In a .crypt14 file they are at offset 48 to 63.

In my code I've called these x1 and x2 and do the same equality check as happens for t1 and t2.

In addition, in the .crypt14 file, bytes at 86 to 94 look to contain the WA version number, so in my case 2.21.8.17 - presumably the version that wrote the .crypt14 file.
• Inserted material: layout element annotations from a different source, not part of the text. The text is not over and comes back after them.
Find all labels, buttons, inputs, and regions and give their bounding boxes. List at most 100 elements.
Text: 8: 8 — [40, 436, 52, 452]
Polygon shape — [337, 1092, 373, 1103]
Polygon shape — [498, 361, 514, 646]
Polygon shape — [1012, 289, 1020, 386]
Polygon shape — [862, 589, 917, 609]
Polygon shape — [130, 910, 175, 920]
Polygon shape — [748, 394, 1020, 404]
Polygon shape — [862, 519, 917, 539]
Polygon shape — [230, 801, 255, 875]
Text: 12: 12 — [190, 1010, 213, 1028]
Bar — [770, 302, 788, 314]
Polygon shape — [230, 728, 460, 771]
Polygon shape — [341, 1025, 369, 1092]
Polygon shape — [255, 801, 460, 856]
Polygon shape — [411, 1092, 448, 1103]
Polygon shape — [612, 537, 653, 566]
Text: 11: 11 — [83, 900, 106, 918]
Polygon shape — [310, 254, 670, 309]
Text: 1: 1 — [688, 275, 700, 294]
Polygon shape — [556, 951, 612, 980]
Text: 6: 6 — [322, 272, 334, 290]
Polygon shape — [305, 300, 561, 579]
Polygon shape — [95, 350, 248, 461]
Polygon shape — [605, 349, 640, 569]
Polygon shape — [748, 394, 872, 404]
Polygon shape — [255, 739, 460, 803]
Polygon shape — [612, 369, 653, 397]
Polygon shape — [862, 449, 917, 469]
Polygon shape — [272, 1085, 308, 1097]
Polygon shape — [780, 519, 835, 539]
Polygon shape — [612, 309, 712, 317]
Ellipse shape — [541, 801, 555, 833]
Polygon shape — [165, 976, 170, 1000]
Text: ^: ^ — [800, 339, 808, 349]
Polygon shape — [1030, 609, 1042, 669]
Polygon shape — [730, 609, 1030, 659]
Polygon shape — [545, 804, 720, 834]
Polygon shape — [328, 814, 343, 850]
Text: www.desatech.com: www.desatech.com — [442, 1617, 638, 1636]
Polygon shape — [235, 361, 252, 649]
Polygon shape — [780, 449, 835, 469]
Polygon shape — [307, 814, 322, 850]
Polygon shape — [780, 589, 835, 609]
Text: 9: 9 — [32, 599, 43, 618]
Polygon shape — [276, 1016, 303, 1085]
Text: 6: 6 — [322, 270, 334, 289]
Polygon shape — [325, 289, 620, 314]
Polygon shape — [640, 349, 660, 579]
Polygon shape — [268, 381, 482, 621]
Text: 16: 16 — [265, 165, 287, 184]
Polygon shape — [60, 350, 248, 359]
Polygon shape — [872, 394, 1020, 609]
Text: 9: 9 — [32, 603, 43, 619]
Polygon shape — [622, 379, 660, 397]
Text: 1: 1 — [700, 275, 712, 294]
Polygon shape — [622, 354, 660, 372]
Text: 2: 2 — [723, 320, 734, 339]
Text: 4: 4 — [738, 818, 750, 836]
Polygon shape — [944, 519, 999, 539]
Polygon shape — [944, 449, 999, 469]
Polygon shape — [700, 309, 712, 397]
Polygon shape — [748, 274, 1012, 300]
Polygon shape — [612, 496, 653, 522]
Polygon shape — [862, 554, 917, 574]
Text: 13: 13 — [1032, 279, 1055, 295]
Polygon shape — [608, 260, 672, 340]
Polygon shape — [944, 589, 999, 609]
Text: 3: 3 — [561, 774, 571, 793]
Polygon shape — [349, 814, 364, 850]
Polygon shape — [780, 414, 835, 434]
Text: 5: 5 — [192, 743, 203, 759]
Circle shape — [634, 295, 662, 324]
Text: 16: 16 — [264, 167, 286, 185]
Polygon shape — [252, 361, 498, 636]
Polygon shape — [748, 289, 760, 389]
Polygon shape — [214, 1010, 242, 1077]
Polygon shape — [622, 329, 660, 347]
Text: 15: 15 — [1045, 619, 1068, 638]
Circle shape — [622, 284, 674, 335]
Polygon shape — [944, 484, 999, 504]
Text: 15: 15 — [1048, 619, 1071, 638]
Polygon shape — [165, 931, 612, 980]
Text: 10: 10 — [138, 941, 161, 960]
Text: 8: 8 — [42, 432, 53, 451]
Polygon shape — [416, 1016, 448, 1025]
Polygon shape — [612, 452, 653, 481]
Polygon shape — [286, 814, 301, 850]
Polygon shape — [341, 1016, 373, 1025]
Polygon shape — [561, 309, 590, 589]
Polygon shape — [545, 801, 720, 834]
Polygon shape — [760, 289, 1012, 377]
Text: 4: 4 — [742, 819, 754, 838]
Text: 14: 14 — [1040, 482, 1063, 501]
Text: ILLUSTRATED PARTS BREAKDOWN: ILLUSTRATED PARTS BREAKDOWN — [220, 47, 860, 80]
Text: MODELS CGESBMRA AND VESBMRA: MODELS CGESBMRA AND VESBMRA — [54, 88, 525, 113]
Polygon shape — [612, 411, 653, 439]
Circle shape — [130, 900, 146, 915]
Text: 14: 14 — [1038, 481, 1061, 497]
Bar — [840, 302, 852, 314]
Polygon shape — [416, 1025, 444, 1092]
I suspect that when the version number rolls over to more digits (e.g. 2.21.10.10) then the offset to the start of the encrypted content (currently 99 in my backup files) might well change?

 

[yuvrajraghuvanshi]

After years of successfully using this to access MY chat data, this week it stopped working :-(

WhatsApp on my phone looks to have updated to v2.21.8.17 and is now generating local backups with a .crypt14 extension instead of .crypt12.

Unsurprisingly, this chokes on this with the error Key file mismatch or crypt12 file is corrupt.

However, armed with hexdump and a bit cunning, I've worked out how to tweak the python so that it successfully decodes .crypt14 files.

in a .crypt14 file ... [.py hacks in decrypt12 function shown below in square brackets]
... t2 is at offset 14 [so change to crypt12.seek(14) t2 = crypt12.read(32)]
... iv is at offset 66 [change to crypt12.seek(66) iv = crypt12.read(16)]
... encrypted content starts at offset 99, (I haven't yet worked out the correct amount of footer to remove, but removing 0 seems to result in a successful decryption so far) [change to crypt12.seek(99) primer(tf, crypt12, 0)]

I've also noticed that the 16 bytes at offset 62 to 77 in the key file also appear in the .cryptX file, just like the t bytes at offset 30 to 61 do.

In a .crypt12 file they are at offset 35 to 50.
In a .crypt14 file they are at offset 48 to 63.

In my code I've called these x1 and x2 and do the same equality check as happens for t1 and t2.

In addition, in the .crypt14 file, bytes at 86 to 94 look to contain the WA version number, so in my case 2.21.8.17 - presumably the version that wrote the .crypt14 file. I suspect that when the version number rolls over to more digits (e.g. 2.21.10.10) then the offset to the start of the encrypted content (currently 99 in my backup files) might well change?

It's not working for me for some reason. I don't know what I am missing here. Can you provide the modified code itself?